Pleaseleavemealone0 · 28/07/2024 18:32

Dc1 was asking me the same question this week. I said if it was me I'd go for two year fix because I think overall they're most likely to come down. However I also said you need to go with what your happy with and if your happy with a five year fix being affordable and understand over years 3-5 you may end up paying more than you could have been go for the five year fix.
Reassurance and feeling secure are also important.

Twiglets1 · 28/07/2024 18:36

Personally I would fix for 2 years but it all depends on your appetite for risk. I expect the interest rates to fall over the next 2 years but there are never any guarantees.

Nourishinghandcream · 28/07/2024 18:40

Personally I would be happy settling for 2yrs and see what happens later.

Don't focus on the total amount paid.
If everyone with a mortgage did that no-one would ever get a good night's sleep.
You are borrowing a large(ish) sum over a few decades, of course the numbers are going to stack up. What you don't know at this stage however is if you will make overpayments or even pay it off early (as time goes on, this gets easier and easier), both these things make a huge difference to the total paid back.

Wigtopia · 28/07/2024 19:51

I think the other thing to consider is that usually with each new term, you pay a fee or have a fee added to the mortgage. Often it is £1,000 or £1,500ish. Obviously to shorter the term, the more frequently you would pay this. I am not good enough at maths to figure out fully what I am trying to say here but it’s also weighing up how much impact this would have, as currently 2 years fixed seem to be slightly higher % than 5 year.

we are soon to start a 5 year in December, but until that point we have “locked in” for a 5 year.

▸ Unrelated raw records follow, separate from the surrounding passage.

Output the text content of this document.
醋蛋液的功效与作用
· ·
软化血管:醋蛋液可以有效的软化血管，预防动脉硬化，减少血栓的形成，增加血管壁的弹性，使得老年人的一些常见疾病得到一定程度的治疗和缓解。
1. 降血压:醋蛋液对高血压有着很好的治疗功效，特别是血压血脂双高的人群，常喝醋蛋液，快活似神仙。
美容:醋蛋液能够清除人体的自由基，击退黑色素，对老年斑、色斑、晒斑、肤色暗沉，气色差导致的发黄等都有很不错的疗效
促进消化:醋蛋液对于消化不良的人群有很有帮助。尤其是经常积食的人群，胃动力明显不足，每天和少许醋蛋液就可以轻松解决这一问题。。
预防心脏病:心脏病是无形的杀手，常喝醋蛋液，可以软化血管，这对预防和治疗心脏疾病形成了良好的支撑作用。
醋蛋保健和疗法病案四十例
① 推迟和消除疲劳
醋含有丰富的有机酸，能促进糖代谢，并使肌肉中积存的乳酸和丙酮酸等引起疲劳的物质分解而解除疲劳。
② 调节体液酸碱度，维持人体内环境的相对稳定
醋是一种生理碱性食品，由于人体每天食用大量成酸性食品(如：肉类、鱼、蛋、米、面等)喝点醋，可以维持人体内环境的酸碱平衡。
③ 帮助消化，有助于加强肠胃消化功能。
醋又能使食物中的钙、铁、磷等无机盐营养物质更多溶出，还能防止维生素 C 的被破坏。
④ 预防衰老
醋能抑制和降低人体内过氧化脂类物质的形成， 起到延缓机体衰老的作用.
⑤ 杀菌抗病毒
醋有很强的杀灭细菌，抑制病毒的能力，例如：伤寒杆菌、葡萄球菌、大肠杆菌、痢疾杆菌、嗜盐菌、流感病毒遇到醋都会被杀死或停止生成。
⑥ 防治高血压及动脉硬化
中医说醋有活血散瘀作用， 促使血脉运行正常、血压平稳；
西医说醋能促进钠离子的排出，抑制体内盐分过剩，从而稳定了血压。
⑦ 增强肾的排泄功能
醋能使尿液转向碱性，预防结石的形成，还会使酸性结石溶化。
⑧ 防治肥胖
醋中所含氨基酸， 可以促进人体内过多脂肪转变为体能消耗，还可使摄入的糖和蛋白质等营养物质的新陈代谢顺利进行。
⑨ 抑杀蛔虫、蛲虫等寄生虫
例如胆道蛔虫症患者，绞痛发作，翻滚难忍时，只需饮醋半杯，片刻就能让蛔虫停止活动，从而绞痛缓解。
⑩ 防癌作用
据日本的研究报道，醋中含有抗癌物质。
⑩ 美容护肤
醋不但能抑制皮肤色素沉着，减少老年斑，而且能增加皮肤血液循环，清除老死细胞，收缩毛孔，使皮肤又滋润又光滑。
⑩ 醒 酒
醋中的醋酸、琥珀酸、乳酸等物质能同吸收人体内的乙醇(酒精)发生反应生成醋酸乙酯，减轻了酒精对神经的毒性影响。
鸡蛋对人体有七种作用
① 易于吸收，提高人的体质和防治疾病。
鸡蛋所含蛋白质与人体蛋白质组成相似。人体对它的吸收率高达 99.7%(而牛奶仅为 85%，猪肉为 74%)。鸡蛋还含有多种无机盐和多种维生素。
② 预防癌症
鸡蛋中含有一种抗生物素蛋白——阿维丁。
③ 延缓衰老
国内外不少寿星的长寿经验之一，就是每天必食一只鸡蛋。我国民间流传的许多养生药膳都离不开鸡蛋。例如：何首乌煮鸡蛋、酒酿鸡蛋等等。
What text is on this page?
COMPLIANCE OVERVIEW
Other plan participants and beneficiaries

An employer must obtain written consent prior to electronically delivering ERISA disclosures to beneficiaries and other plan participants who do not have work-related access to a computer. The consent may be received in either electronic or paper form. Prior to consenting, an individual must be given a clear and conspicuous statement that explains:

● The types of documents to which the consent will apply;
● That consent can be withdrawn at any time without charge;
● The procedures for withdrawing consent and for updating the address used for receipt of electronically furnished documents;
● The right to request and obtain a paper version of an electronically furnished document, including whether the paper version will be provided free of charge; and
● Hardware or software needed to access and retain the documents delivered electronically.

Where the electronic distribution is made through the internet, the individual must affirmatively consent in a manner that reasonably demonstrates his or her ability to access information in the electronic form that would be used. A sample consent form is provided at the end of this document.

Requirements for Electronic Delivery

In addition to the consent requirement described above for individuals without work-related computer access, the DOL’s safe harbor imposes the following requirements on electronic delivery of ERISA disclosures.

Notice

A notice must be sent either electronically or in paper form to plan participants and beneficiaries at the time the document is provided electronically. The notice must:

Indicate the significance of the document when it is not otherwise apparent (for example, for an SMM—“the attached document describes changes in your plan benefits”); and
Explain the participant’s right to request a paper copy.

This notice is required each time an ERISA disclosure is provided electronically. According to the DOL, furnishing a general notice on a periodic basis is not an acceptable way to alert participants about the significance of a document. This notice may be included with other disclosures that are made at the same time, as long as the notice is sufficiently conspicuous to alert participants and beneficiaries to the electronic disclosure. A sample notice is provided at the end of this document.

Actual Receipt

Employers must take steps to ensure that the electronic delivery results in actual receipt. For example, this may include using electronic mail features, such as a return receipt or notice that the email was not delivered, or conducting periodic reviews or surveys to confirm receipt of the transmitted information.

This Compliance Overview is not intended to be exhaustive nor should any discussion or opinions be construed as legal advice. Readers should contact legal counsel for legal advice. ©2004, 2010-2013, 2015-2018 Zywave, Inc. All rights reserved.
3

If at any time between now and I think 2 weeks before the new term starts our lender reduces its rates, we can switch to that lower rate. Maybe check if your lender does this too

paintedpumpkins · 28/07/2024 20:29

Potential price drops are already priced into the longer fixes. We fixed for 5 years for the certainty.

SeldomAthletic · 28/07/2024 20:36

I have just taken a fixed for 5 years. I know I can afford the repayments for the next 5 years. Yes, there’s a good chance rates will come down in 2 years but then I’d have the hassle of securing a new deal - Personally, I’d rather stick with an amount I know is affordable for a longer period, even if I do end up paying more for the peace of mind.

KievLoverTwo · 28/07/2024 21:50

Hasn’t your broker mentioned three year fixes to you? They exist.

SErunner · 28/07/2024 21:52

You can get three year fixes. As per others, depends on your financial situation. If you could manage a hike in cost at the end of your 2 year fixed then go with that, if you couldn't go with a longer deal so you have the certainty.

TizerorFizz · 28/07/2024 23:26

MSE is thinking the BofE might make sn interest rate cut next month. However they don’t think it will make mortgages much cheaper. Assuming you cannot hang on, I’d probably fix for 5 years. You might well incur more costs after 2 years and 5 years of certainty means you know where you stand.